NPR obtained this recording from a current CDC employee who asked to remain anonymous for fear of professional repercussions.
“If any organization were to go through one of the things that you’ve had to endure in the last year and a half, it would be traumatic for that organization, institution, for years to come. You’ve had multiple situations,” he said.
Slovenski pledged to proceed carefully in the upcoming reorganization. “I don’t promise that everyone will be happy. What I promise is that everyone will be clear,” he said. “Everyone will know what’s coming and know it was done in the most thoughtful way.”

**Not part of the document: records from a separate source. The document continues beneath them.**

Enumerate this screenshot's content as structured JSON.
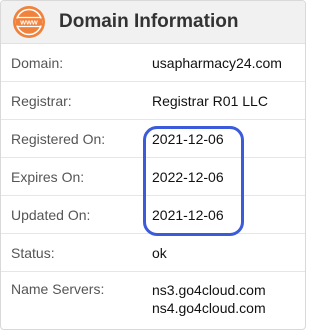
{
  "header": {
    "icon_name": "www-globe-icon",
    "icon_text": "www",
    "accent_color": "#f0823c",
    "title": "Domain Information"
  },
  "rows": [
    {
      "label": "Domain:",
      "value": "usapharmacy24.com"
    },
    {
      "label": "Registrar:",
      "value": "Registrar R01 LLC"
    },
    {
      "label": "Registered On:",
      "value": "2021-12-06"
    },
    {
      "label": "Expires On:",
      "value": "2022-12-06"
    },
    {
      "label": "Updated On:",
      "value": "2021-12-06"
    },
    {
      "label": "Status:",
      "value": "ok"
    }
  ],
  "name_servers": {
    "label": "Name Servers:",
    "values": [
      "ns3.go4cloud.com",
      "ns4.go4cloud.com"
    ]
  },
  "highlight_color": "#3b5bdb"
}
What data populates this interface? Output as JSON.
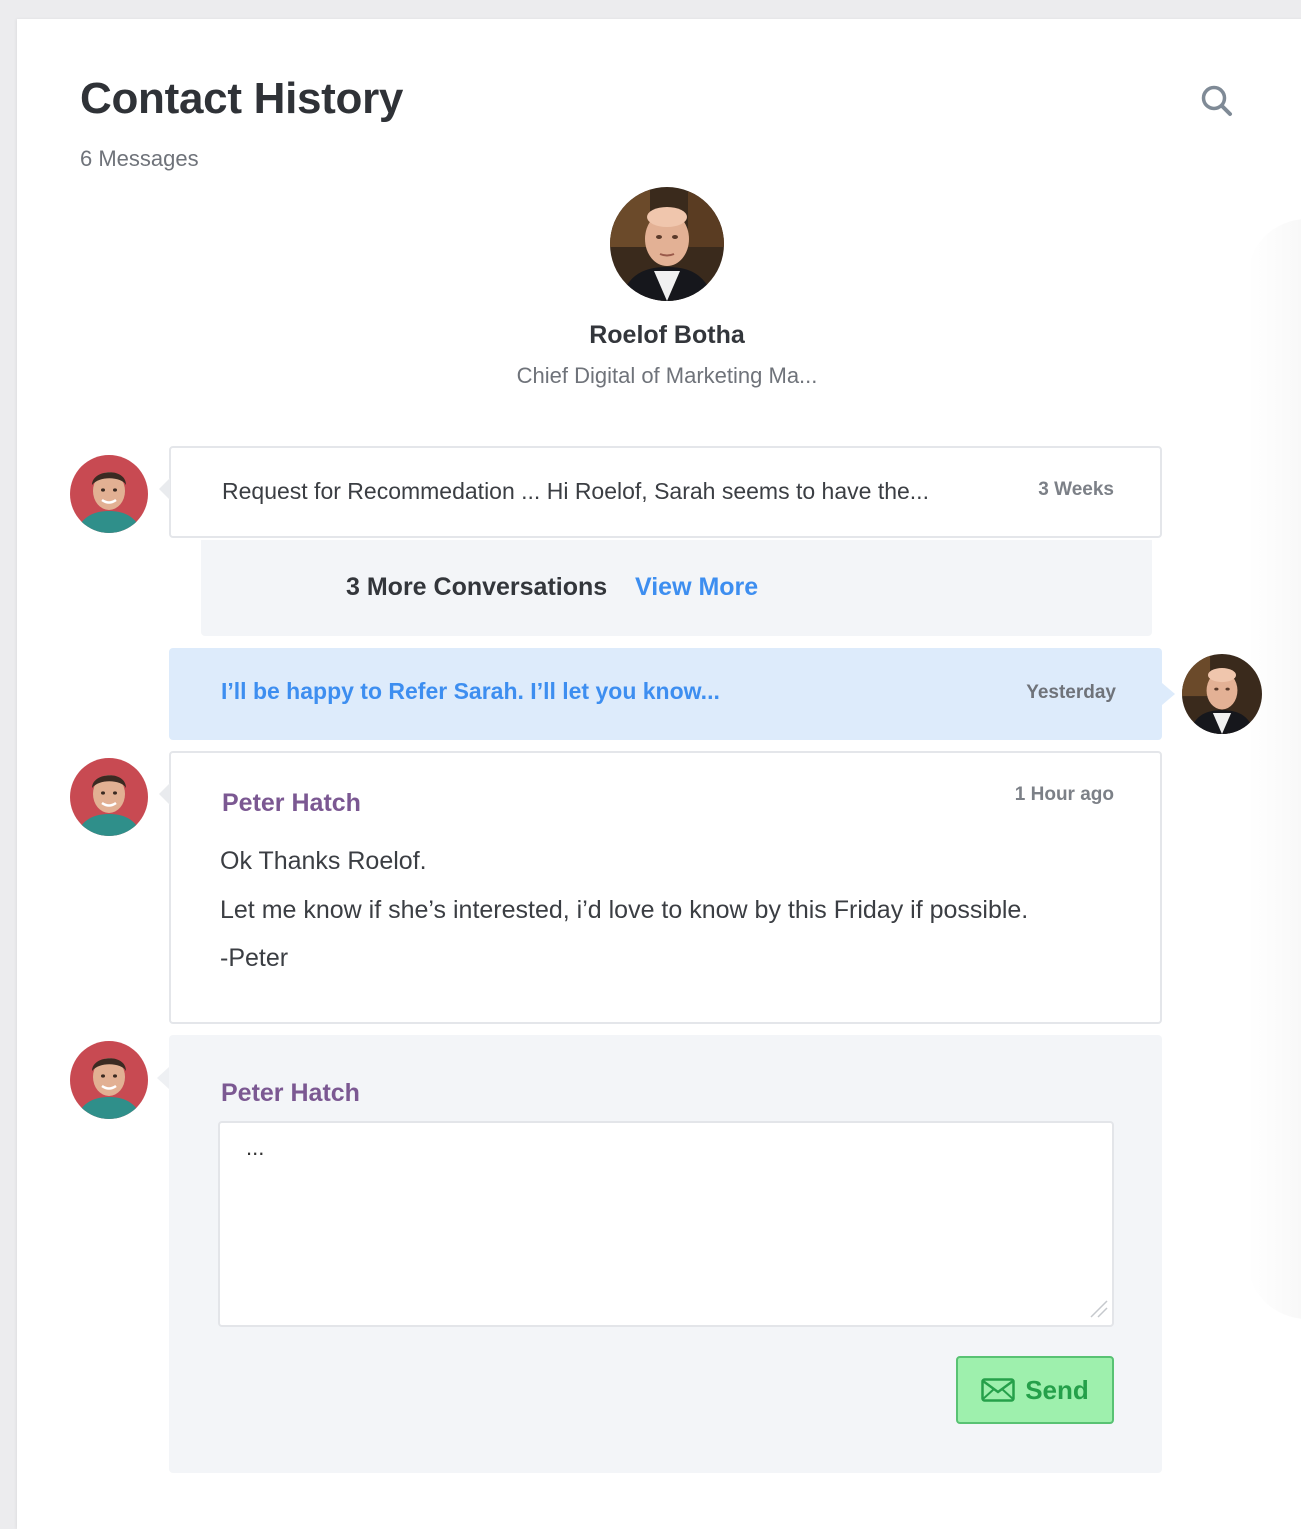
{
  "header": {
    "title": "Contact History",
    "subtitle": "6 Messages",
    "search_icon": "search-icon"
  },
  "contact": {
    "name": "Roelof Botha",
    "role": "Chief Digital of Marketing Ma..."
  },
  "messages": [
    {
      "preview": "Request for Recommedation ... Hi Roelof, Sarah seems to have the...",
      "time": "3 Weeks"
    }
  ],
  "more": {
    "count_label": "3 More Conversations",
    "link_label": "View More"
  },
  "reply": {
    "text": "I’ll be happy to Refer Sarah. I’ll let you know...",
    "time": "Yesterday"
  },
  "expanded_message": {
    "sender": "Peter Hatch",
    "time": "1 Hour ago",
    "lines": [
      "Ok Thanks Roelof.",
      "Let me know if she’s interested, i’d love to know by this Friday if possible.",
      "-Peter"
    ]
  },
  "compose": {
    "sender": "Peter Hatch",
    "value": "...",
    "send_label": "Send",
    "send_icon": "envelope-icon"
  },
  "colors": {
    "accent_blue": "#3d8ef0",
    "sender_purple": "#7b5892",
    "send_green": "#25a04a",
    "reply_bg": "#ddebfb"
  }
}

Also pending confirmation: Head of Preparedness and Response
Wednesday’s session also includes a confirmation hearing for Sean Kaufman, the White House nominee to serve as Under Secretary for Strategic Preparedness and Response at HHS.
Kaufman is senior advisor for global affairs at the CDC and has previously responded to infectious disease outbreaks, including anthrax and West Nile virus. He has also served as an expert witness in multiple cases defending people who faced professional consequences for refusing COVID vaccines, according to his Linkedin profile. Kaufman has questioned the safety and need for universal vaccines against COVID and hepatitis B. The ASPR chief oversees the development of vaccines and countermeasures against pandemics and emerging threats.